Guest post by Christian Golden, PhD
In the world of content and product development, Kanban and Scrum are two of the names you’ll hear most often. One difference exists between workflow tools that may help you manage projects by visualizing status and progress and optimizing workflow on everything from software design to individual project management.
Though both frameworks make dynamic work progress easy to follow for everyone on a development team, Kanban and Scrum cater to different needs and priorities. Let’s have a look at features of each. We’ll focus on their strengths and weaknesses to help you decide which tools may seem better suited for you.
Kanban and Scrum frameworks operate in different ways. Like digital versions of traditional whiteboards, and relying on the fact that our brains process images 60,000 times faster than text, both frameworks use virtual tickets or post-it-note-style cards to plot out a project’s structure and timeline, using a “pull system” to break work up into steps, stories, or slices that can be understood at a glance.
Kanban boards channel continuous workflow while conserving the number of work-in-progress (WIP) activities. Visually it resembles a board with vertical columns. In its simplest form, three are used: To Do, In Progress (Doing), and Completed (Done).
Kanban teams include stakeholders, the product owner or project manager, and a group of developers. Kanban implements the User Story model, using migrating cards to represent WIP.
Scrum breaks workflow into time-boxed iterations of up to 30 days called “sprints,” within which cards migrate from a ranked to-do list called a product or sprint backlog through the tasks Not Started and Works in Progress columns to the tasks Completed column. In this way, a Scrum board’s evolution visually marks the team’s day-to-day progress throughout the sprint.
Kanban Pros and Cons
The Kanban system is particularly well-suited for teams working on multiple deliverables. Or, with different release dates or whose focus is maintenance and continuous development. Kanban boards channel continuous workflow, providing flexibility with content development and delivery. Some Kanban tracking systems, like Volerro, permit real-time collaborative annotation of files, which design developers working on graphic-intensive projects will welcome.
However, a feature that supports open-ended work is a drawback for teams that want to restrict work done per cycle, which Scrum does via Sprints. During a Scrum Sprint, a team commits to finishing a certain total number of tasks. These may all occupy the In Progress column simultaneously without threatening bottlenecks, given the strict limit on action items.
Similarly, WIP bottlenecks become a productivity risk for Kanban boards. Therefore, managers and owners must impose Work In Progress limits. And since these limits constrain each team member’s workload at a given time, they may be seen as an advantage of the Kanban framework.
Scrum Pros and Cons
Scrum’s main virtue is the predictability of the framework for consistently producing a certain amount of value in a given timeframe. Therefore, Scrum boards provide a good fit for developers operating on the basis of fixed scheduling commitments. Additionally, for those who wish to focus effort and incentivize productivity around non-negotiable deadlines.

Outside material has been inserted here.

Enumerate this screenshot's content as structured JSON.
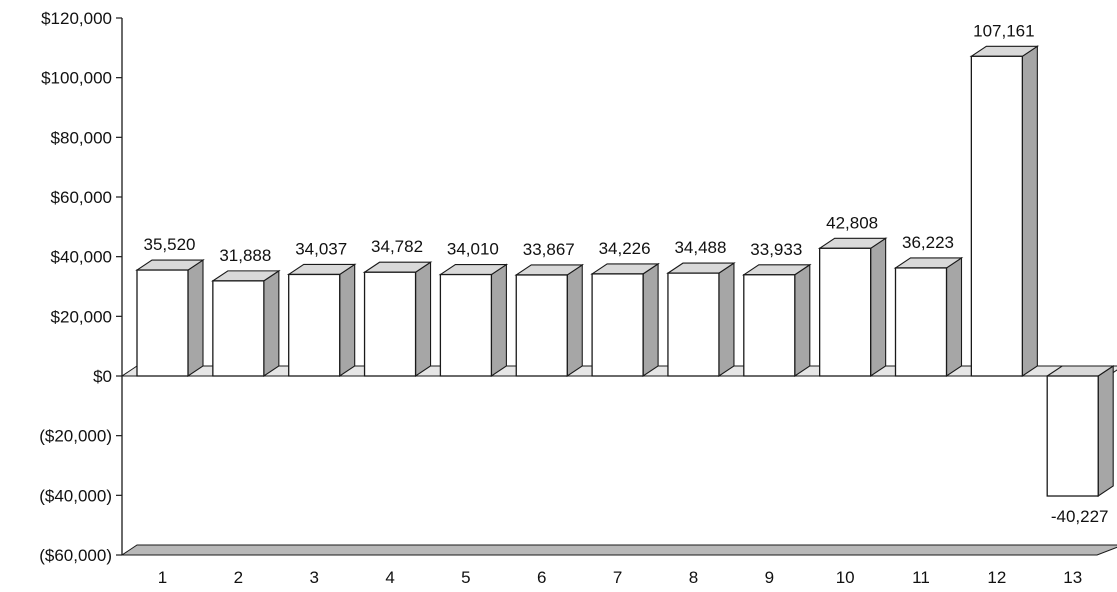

But there is a cost: greater predictability means less flexibility in scheduling and workflow dynamics. And the rigid format may frustrate those who prefer to not adhere to the formal hierarchy of roles within Scrum—Scrum Product Owner, Scrum Master, Development Team Member.
Despite their basic functional similarity, Kanban and Scrum cannot easily be compared in comprehensive terms. The choice between them involves trade-offs between flexibility and predictability, collaborative openness, and top-down control. Which project management framework will better suit your development team depends heavily on its style, needs, and abilities.